The production halls of Air Force Plant 4 in Fort Worth, Texas are immense. The assembly line is more than a mile long. Fighter jets have been built here for more than 60 years. General Dynamics (one of the forerunners of Lockheed Martin) built F-16s here for the Dutch air force. Even these days three new Fighting Falcons come off the assembly line each month, says Richard Royer.
In the meantime, production of the successor to the F-16 has already started. Throughout the hall its components can be seen, painted in a striking fluorescent green primer. Towards the end of the line it is almost complete: the F-35 Joint Strike Fighter (JSF). One JSF per month will be built this year already, and that number is to increase rapidly in the coming years.
Testing programme
Critics say that it is much too early. While the assembly line has already started up in the plant hall, the testing programme for the F-35 at the adjoining airport has only just begun. A risky strategy, the US Government Accountability Office (GAO) warned last year. If it should emerge that the JSF does not meet the requirements, hundreds of aircraft may have already been built.
The programme is already struggling with many problems, the GAO pointed out. Drafts are not yet ready. The construction of test aircraft is lagging behind schedule. The costs of the programme have increased drastically. As a result the price of the JSF is rising steadily.
Lockheed executive vice-president Tom Burbage, general manager of the JSF programme, is familiar with the criticism. “We could have waited until the testing programme was entirely completed before starting production. That indeed would have been entirely without risk. But also much more expensive.’’
Blank check
But it is doubtful whether this message has gotten through to the parliament’s standing committee for defence, which visited Fort Worth on Friday. Tom Burbage looks tired. “We have had to answer questions from your members of parliament since eight this morning.”

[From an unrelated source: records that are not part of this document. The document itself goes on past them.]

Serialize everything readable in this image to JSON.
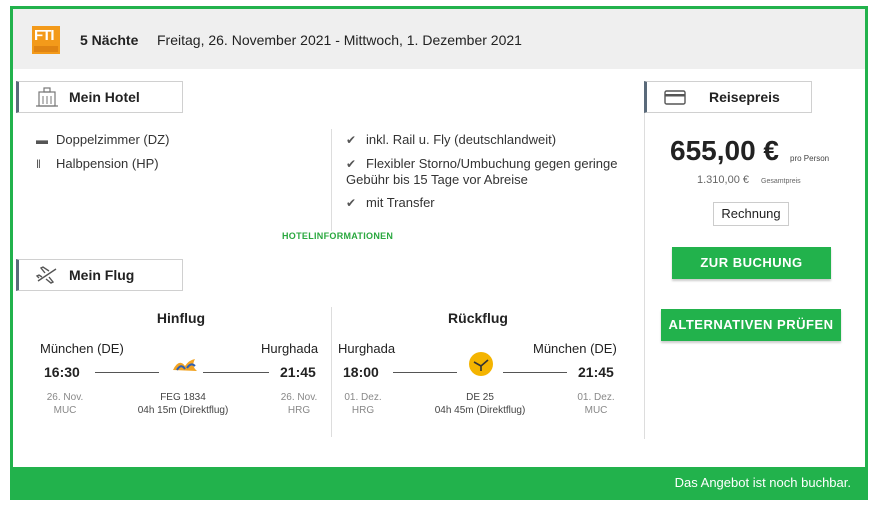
{
  "header": {
    "nights": "5 Nächte",
    "dates": "Freitag, 26. November 2021 - Mittwoch, 1. Dezember 2021",
    "logo_text": "FTI",
    "brand_color": "#f39a1a"
  },
  "hotel": {
    "tab_label": "Mein Hotel",
    "room": "Doppelzimmer (DZ)",
    "board": "Halbpension (HP)",
    "features": [
      "inkl. Rail u. Fly (deutschlandweit)",
      "Flexibler Storno/Umbuchung gegen geringe Gebühr bis 15 Tage vor Abreise",
      "mit Transfer"
    ],
    "info_link": "HOTELINFORMATIONEN"
  },
  "price": {
    "tab_label": "Reisepreis",
    "per_person": "655,00 €",
    "per_person_label": "pro Person",
    "total": "1.310,00 €",
    "total_label": "Gesamtpreis",
    "invoice_button": "Rechnung",
    "book_button": "ZUR BUCHUNG",
    "alternatives_button": "ALTERNATIVEN PRÜFEN"
  },
  "flight": {
    "tab_label": "Mein Flug",
    "outbound": {
      "title": "Hinflug",
      "from_city": "München (DE)",
      "to_city": "Hurghada",
      "dep_time": "16:30",
      "arr_time": "21:45",
      "dep_date": "26. Nov.",
      "dep_code": "MUC",
      "arr_date": "26. Nov.",
      "arr_code": "HRG",
      "flight_no": "FEG 1834",
      "duration": "04h 15m (Direktflug)"
    },
    "return": {
      "title": "Rückflug",
      "from_city": "Hurghada",
      "to_city": "München (DE)",
      "dep_time": "18:00",
      "arr_time": "21:45",
      "dep_date": "01. Dez.",
      "dep_code": "HRG",
      "arr_date": "01. Dez.",
      "arr_code": "MUC",
      "flight_no": "DE 25",
      "duration": "04h 45m (Direktflug)"
    }
  },
  "footer": {
    "status": "Das Angebot ist noch buchbar."
  },
  "colors": {
    "accent": "#22b24c",
    "header_bg": "#efefef"
  }
}
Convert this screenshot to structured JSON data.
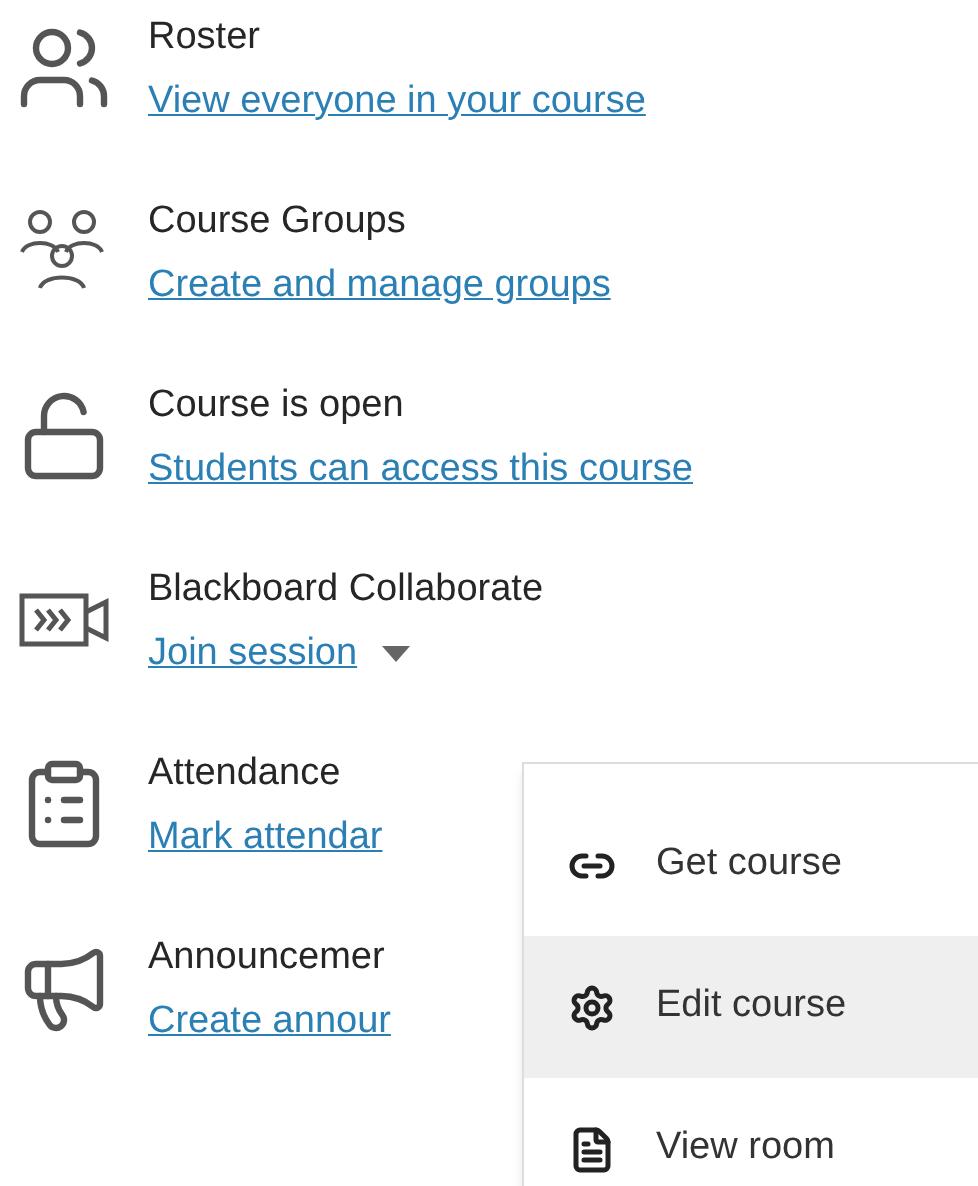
{
  "tools": [
    {
      "kind": "roster",
      "title": "Roster",
      "link": "View everyone in your course"
    },
    {
      "kind": "groups",
      "title": "Course Groups",
      "link": "Create and manage groups"
    },
    {
      "kind": "open",
      "title": "Course is open",
      "link": "Students can access this course"
    },
    {
      "kind": "collaborate",
      "title": "Blackboard Collaborate",
      "link": "Join session",
      "dropdown": {
        "expanded": true
      }
    },
    {
      "kind": "attendance",
      "title": "Attendance",
      "link": "Mark attendar"
    },
    {
      "kind": "announcements",
      "title": "Announcemer",
      "link": "Create annour"
    }
  ],
  "menu": {
    "items": [
      {
        "kind": "link",
        "label": "Get course",
        "selected": false
      },
      {
        "kind": "settings",
        "label": "Edit course",
        "selected": true
      },
      {
        "kind": "file",
        "label": "View room",
        "selected": false
      }
    ]
  }
}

The visit to Fort Worth is the final leg of a working visit of just over a week entirely dedicated to the JSF. In Washington the members of parliament spoke with representatives from the Pentagon, but also with the GAO and with independent experts, some of whom are outspoken critics of the JSF programme.
Although the government will not make a final decision on the JSF until 2010, parliament does have to make a decision by the end of April on purchasing two test aircraft. One of the governing parties, the Labour party (PvdA), still has major reservations. And defence spokesperson Joël Voordewind of the orthodox Christian party (ChristenUnie) proposed last week that just one test aircraft be purchased this year. “Deciding now means that we would be writing a blank check,” Voordewind said in Washington.
Fixed price
Three weeks ago the parliamentary committee visited Lockheed Martin’s only remaining competitor: Swedish aircraft manufacturer Saab. During that visit the Swedes said that they could deliver 85 Gripen fighter jets for a guaranteed price of 4.8 billion euros, just over a billion less than the defence department’s allotted budget for the replacement of the F-16. The parliamentary committee subsequently asked deputy minister Jack de Vries to ask Lockheed Martin for a fixed price as well.
But it becomes clear in Fort Worth on Friday that the Americans cannot yet grant parliament’s request at the moment.
Burbage says there are still too many uncertainties in the programme: “We ourselves don’t know what the exact price will be.” Burbage says it will not be until 2012 that Lockheed will agree with the Pentagon on a fixed price – and then only for the delivery of the series of JSFs that are ordered in that year.(Emphasis added—Ed.) Even the price of the two test aircraft on which the Netherlands must decide is not yet fixed.
Learning curve
Burbage draws a diagram on the whiteboard of the meeting room. The price of an aircraft goes through a so-called ‘learning curve,’ he explains. The first planes are expensive, but the price falls once the production line is up and running. Burbage says that the price curve of the JSF is going according to expectations. And although the margin of error in the prediction is now still quite large, uncertainty is quickly diminishing as more JSFs are built. “You don’t have a thing to worry about.”
But just like parliament, the Dutch defence ministry also wants more certainty about the price of the JSF. At the moment Lockheed Martin is working on a proposal for a consortium buy, whereby all the partners in the JSF project would have to place an order at once for a total of 335 aircraft – 38 of which on the part of the Netherlands. Burbage expects that it will be clear in April of next year whether everyone will participate.
CU member of parliament Voordewind is positively inclined towards the consortium buy. “For the final decision we will know what we are getting into.”